Criticism in this area reflects an ugly double standard. When the government announced it would abolish the Broadcasting Standards Authority, some commentators said that was because it had given a decision we did not like. We took that criticism on board and resolved to do better. We have changed our ways and now we are abolishing things before we get decisions we do not like. Yet those same commentators are still dissatisfied. These people are not engaging in good faith.
Winfield and Jolowicz famously described the field of tort as the dustbin of laws. I’m not sure what you call it when the dustbin of laws meets the dustbin for laws. I think Fonterra wrote it down for us in briefing materials but I never saw those and now there’s simply no way to know (short of discovery in civil litigation that you won’t be allowed to bring any more). The point is, government has to balance a range of interests. Yes, official advice to Ministers was not to legislate to end active litigation, but officials don’t understand what businesses need. We know what businesses need because they’ve told us. I know you’ve asked for copies of what they told us but I have a funny story about that for another time and I don’t want to spoil the punchline for the Ombudsman.

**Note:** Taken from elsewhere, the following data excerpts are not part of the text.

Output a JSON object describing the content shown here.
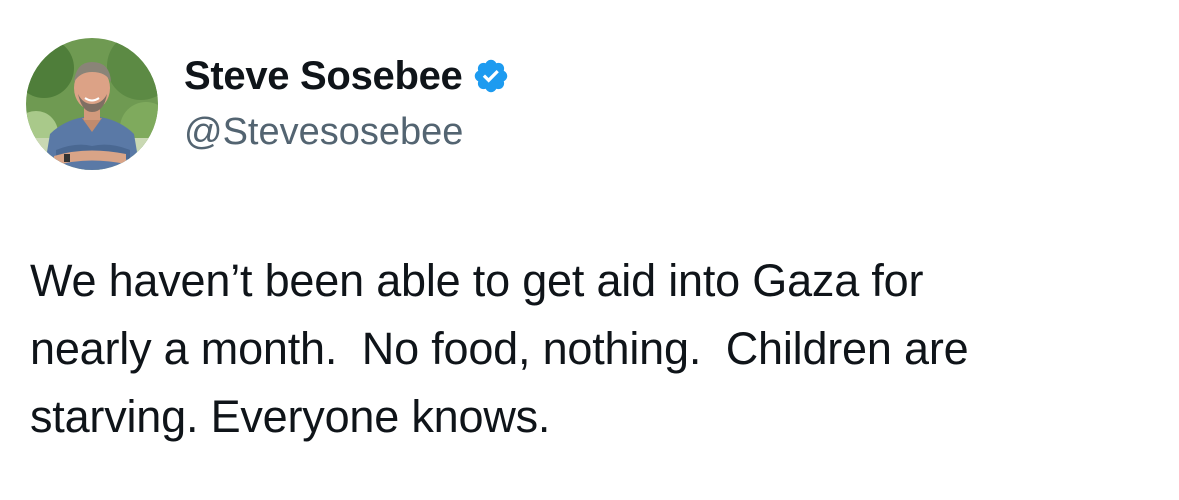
{
  "author": {
    "display_name": "Steve Sosebee",
    "handle": "@Stevesosebee",
    "verified": true,
    "verified_icon": "verified-badge-icon",
    "verified_color": "#1d9bf0"
  },
  "tweet": {
    "text": "We haven’t been able to get aid into Gaza for\nnearly a month.  No food, nothing.  Children are\nstarving. Everyone knows."
  },
  "colors": {
    "text_primary": "#0f1419",
    "text_secondary": "#536471",
    "background": "#ffffff"
  }
}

The important thing is that this is an entirely appropriate thing for Parliament to do – to not just legislate over court decisions it does not like but to preempt them entirely. That reflects Parliamentary sovereignty. It’s important to try to keep this a debate about whether Parliament can rather than whether Parliament should. That is because we can win the can debate. The risk that Parliament might legislate over court decisions declaring rights has always existed because Parliament can do what it wants, in much the same way that there has always been a risk that you’ll be killed by a homicidal clown. And to the people saying that it’s just that, legislatively speaking, four people they know have died to homicidal clowns in the last two years, I say you try walking a mile in my (comically large) shoes.
As for the amendment to social welfare legislation that we are passing under urgency to permit greater use of artificial intelligence in decision-making about benefits, that is entirely different. There’s not a lot I can say about why we need it, because we redacted those parts of the regulatory impact statements. And the urgency means there won’t be any select committee review. But the legislation is merely permissive. In the right areas, this type of decision-making can be done properly. Unlike judges making decisions about tort law.

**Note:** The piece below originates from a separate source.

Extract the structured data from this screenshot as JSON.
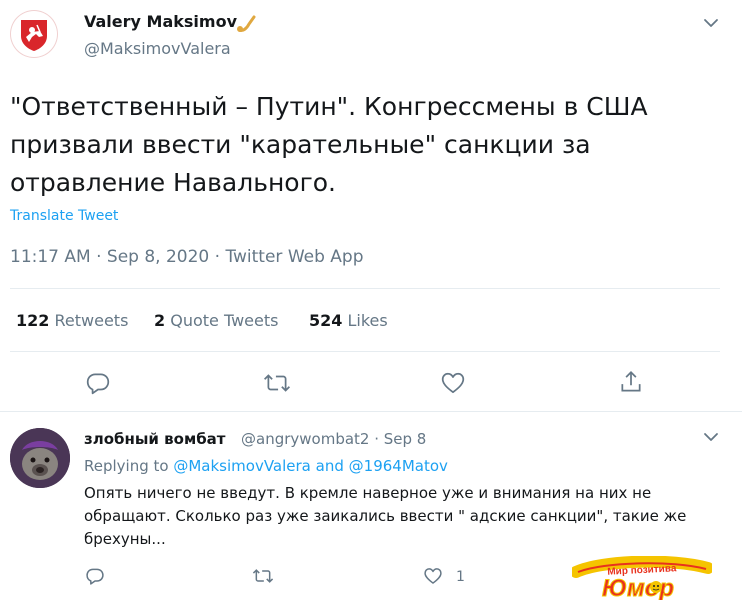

Of course, there is some concern about heartless automatons making decisions about people’s lives. But these ad hominem jibes at the Cabinet are beneath you. Technically, nothing about the rule of law requires that decisions are made by human beings. I should know – I looked it up in Magna Carta – the famous statement about removal of fish weirs from the Thames.

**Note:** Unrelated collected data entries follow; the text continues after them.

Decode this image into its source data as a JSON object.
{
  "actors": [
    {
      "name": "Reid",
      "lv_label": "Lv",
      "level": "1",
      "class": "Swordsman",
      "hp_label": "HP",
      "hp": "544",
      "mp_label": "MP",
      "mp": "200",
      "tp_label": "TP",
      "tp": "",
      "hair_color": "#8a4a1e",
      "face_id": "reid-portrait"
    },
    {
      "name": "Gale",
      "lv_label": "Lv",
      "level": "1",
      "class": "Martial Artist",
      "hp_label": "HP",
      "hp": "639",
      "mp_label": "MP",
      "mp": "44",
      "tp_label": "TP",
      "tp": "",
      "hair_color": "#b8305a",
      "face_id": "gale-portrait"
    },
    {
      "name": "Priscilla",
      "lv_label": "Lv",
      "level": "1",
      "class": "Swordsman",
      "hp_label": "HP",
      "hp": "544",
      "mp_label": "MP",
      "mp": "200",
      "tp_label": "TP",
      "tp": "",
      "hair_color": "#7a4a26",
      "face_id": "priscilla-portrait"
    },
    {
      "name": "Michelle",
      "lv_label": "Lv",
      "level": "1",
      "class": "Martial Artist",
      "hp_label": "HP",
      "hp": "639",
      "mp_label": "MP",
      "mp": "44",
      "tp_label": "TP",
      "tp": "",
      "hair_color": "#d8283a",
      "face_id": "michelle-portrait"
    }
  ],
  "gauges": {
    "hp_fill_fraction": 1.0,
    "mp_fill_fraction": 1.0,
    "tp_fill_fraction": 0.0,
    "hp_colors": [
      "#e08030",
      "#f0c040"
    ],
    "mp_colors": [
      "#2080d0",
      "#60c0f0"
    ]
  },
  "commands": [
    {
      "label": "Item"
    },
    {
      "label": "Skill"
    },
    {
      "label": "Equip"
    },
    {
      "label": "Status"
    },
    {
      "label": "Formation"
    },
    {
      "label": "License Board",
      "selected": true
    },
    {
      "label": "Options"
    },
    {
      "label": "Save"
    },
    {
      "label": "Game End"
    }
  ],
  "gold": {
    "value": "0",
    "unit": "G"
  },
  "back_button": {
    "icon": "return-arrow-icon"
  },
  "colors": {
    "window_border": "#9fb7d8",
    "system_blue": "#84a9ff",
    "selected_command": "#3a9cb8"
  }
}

Discussion about these things risks diverting our attention away from true threats to the rule of law: te reo Māori greetings in court, what the name of the Law Society’s committee that deals with the rule of law should be, and – and I cannot emphasise this enough – just how angry we should all be about Ellis v R. So, calm down, go outside, touch grass, spend some time reading something that has nothing to do with the law.
The government’s commitment to the rule of law is unwavering. If there is any doubt about that then we will legislate for certainty.